Moins d’une minute plus tard ils s’étaient arrêtés au centre de distribution indiqué.

— < Nous sommes arrivés, avait dit la machine. La société Marsa–Transport vous souhaite une bonne soirée. Votre compte sera débité de trois ranks dix–sept.

— > Je veux acheter, place–toi en position au lieu de raconter des fécaleries ! s’était exclamé l’homme, en posant encore une fois la pointe de son index dans l’identificateur.

— < La société Marsa–Transport a le regret de vous avouer que la fin de votre commande vocale n’a pas été interprétée. Pouvez–vous la prononcer une seconde fois, s’il vous plaît ?

— > Je voudrais effectuer des achats, avait–il répété, en haussant les épaules.

— < Commande vocale interprétée, votre véhicule va se placer en position de chargement.

Cette scène avait amusé Sandrila Robatiny. Il y avait si longtemps en effet qu’elle n’avait pas utilisé un roulant commun. Le véhicule avait manœuvré pour pénétrer dans une des cellules de livraison. Une centaine de ces tunnels perpendiculaires à la rue s’enfonçaient dans les entrailles du centre de distribution nord. Sur la vidéo–plaque du roulant, le plan de Marsa avait disparu pour laisser la place à une liste de choix. « Alimentation Vêtements Loisirs Autres ». L’homme avait ignoré ce menu pour commander directement ce qui l’intéressait.

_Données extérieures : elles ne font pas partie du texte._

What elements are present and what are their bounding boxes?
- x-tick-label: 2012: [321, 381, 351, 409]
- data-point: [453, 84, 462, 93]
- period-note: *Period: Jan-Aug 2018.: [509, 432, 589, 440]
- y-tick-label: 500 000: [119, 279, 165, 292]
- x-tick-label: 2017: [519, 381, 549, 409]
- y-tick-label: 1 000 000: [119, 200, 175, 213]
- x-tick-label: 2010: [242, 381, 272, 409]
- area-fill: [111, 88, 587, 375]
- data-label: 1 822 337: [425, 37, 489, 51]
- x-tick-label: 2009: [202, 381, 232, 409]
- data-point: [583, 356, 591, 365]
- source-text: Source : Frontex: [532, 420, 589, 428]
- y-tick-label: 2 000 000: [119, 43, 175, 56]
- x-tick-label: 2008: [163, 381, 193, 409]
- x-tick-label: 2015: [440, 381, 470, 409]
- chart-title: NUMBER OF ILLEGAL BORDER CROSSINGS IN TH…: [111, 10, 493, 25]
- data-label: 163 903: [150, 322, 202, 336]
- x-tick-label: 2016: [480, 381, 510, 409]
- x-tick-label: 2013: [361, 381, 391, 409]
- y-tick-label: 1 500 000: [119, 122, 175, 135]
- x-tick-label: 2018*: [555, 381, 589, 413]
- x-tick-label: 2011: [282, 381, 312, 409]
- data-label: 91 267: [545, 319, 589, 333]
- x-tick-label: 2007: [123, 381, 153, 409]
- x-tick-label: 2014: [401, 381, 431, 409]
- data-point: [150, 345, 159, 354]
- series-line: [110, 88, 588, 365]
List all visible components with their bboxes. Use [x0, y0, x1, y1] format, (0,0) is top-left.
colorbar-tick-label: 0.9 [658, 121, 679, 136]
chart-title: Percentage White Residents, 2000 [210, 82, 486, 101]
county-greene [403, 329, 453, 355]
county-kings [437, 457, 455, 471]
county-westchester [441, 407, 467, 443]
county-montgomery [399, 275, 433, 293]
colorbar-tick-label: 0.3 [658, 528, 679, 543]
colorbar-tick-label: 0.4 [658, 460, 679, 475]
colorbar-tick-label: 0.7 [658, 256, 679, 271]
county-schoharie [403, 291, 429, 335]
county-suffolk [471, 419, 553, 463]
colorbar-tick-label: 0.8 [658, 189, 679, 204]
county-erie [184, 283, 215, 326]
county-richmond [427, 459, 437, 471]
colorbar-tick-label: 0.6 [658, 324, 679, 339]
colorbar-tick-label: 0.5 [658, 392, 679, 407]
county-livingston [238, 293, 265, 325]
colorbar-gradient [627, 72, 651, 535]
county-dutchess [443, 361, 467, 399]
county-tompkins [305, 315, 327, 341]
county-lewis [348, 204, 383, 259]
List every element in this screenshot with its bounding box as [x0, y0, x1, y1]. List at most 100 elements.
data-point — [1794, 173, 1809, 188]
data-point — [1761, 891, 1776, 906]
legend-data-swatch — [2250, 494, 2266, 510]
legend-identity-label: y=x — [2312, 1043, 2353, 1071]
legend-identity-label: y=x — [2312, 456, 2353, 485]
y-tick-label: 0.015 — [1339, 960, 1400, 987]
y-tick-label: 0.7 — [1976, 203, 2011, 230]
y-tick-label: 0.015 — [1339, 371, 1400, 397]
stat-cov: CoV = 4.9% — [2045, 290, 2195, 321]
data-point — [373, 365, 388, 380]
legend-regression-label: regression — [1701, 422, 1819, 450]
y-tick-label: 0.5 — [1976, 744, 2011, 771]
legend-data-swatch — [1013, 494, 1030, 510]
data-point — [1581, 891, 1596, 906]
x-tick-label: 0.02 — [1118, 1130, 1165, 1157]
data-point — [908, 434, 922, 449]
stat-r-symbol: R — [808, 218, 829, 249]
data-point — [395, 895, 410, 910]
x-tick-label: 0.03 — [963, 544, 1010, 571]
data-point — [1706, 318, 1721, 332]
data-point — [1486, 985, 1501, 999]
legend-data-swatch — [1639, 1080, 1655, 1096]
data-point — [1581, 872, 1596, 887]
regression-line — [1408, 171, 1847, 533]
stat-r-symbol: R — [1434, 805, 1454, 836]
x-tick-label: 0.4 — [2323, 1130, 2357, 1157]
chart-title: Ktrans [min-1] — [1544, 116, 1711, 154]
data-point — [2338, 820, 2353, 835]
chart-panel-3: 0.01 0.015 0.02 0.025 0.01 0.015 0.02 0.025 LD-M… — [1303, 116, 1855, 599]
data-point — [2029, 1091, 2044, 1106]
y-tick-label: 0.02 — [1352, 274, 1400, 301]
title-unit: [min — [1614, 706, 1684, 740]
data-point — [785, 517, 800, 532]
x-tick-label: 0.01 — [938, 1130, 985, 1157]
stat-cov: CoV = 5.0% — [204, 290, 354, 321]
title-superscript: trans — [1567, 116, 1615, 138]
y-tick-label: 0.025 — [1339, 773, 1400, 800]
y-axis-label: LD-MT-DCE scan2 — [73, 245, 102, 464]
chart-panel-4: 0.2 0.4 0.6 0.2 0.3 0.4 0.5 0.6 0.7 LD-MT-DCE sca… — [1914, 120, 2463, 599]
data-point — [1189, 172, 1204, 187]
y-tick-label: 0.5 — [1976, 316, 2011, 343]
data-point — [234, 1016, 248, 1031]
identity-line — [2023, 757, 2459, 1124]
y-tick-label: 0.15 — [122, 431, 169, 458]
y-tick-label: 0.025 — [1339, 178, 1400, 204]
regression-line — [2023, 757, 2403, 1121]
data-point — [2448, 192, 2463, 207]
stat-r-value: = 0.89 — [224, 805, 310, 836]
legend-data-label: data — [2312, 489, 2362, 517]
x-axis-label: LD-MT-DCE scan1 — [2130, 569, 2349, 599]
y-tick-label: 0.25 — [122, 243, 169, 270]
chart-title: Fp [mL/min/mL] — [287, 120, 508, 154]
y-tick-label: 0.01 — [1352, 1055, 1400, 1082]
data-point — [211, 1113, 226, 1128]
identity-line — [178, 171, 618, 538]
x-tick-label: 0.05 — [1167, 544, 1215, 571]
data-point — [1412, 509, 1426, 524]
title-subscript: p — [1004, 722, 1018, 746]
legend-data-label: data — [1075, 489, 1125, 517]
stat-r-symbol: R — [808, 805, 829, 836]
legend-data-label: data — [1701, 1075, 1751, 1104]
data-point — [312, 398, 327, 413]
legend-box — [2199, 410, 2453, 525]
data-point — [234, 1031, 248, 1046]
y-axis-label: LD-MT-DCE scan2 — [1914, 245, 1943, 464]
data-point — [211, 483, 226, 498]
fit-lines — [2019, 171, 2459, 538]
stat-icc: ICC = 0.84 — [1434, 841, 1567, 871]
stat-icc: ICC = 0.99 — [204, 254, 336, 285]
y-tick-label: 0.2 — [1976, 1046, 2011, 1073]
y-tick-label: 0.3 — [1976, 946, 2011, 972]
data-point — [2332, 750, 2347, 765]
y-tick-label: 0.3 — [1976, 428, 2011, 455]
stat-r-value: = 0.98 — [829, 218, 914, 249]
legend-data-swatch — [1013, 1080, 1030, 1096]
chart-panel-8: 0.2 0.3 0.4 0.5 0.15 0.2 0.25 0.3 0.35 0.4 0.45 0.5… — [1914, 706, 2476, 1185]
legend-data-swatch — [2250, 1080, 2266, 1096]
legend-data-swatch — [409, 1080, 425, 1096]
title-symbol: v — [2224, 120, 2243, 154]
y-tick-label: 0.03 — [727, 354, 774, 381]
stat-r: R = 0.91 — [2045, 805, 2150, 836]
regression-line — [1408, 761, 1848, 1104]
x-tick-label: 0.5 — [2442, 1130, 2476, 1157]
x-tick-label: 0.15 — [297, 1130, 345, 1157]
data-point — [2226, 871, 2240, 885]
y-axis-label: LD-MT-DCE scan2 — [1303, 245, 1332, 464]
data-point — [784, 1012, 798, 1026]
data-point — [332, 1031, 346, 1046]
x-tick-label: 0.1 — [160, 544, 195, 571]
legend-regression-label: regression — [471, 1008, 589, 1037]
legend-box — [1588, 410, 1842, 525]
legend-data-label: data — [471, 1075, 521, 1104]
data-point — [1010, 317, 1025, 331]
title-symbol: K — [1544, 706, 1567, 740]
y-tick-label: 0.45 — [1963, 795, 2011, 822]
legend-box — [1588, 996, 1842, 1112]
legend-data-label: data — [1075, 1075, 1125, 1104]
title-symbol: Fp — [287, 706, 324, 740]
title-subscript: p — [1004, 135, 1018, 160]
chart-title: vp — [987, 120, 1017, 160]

— > Distributeur, deux boîtes de cent pilules de kokibus. Une volaille Anciengoût  de deux kilos. Commande terminée.

Cinq secondes plus tard, à l’arrière du roulant, un panneau carré découpé dans le plancher était descendu, ouvrant un trou d’un mètre de côté environ. Il était aussitôt remonté, chargé des provisions commandées.

— < Votre commande vient d’être livrée à l’arrière de votre roulant. Confirmez–vous que la livraison vous donne satisfaction ?

— > Je confirme, avait dit l’homme en jetant un rapide regard sur le contenu du plateau.

— < Désirez–vous que le paiement de cette marchandise soit assumé par la dernière personne identifiée par le roulant ?

— > Distributeur, oui !

— < Votre compte sera débité de trente ranks vingt–deux. Service–Distribution vous remercie et vous souhaite une bonne soirée.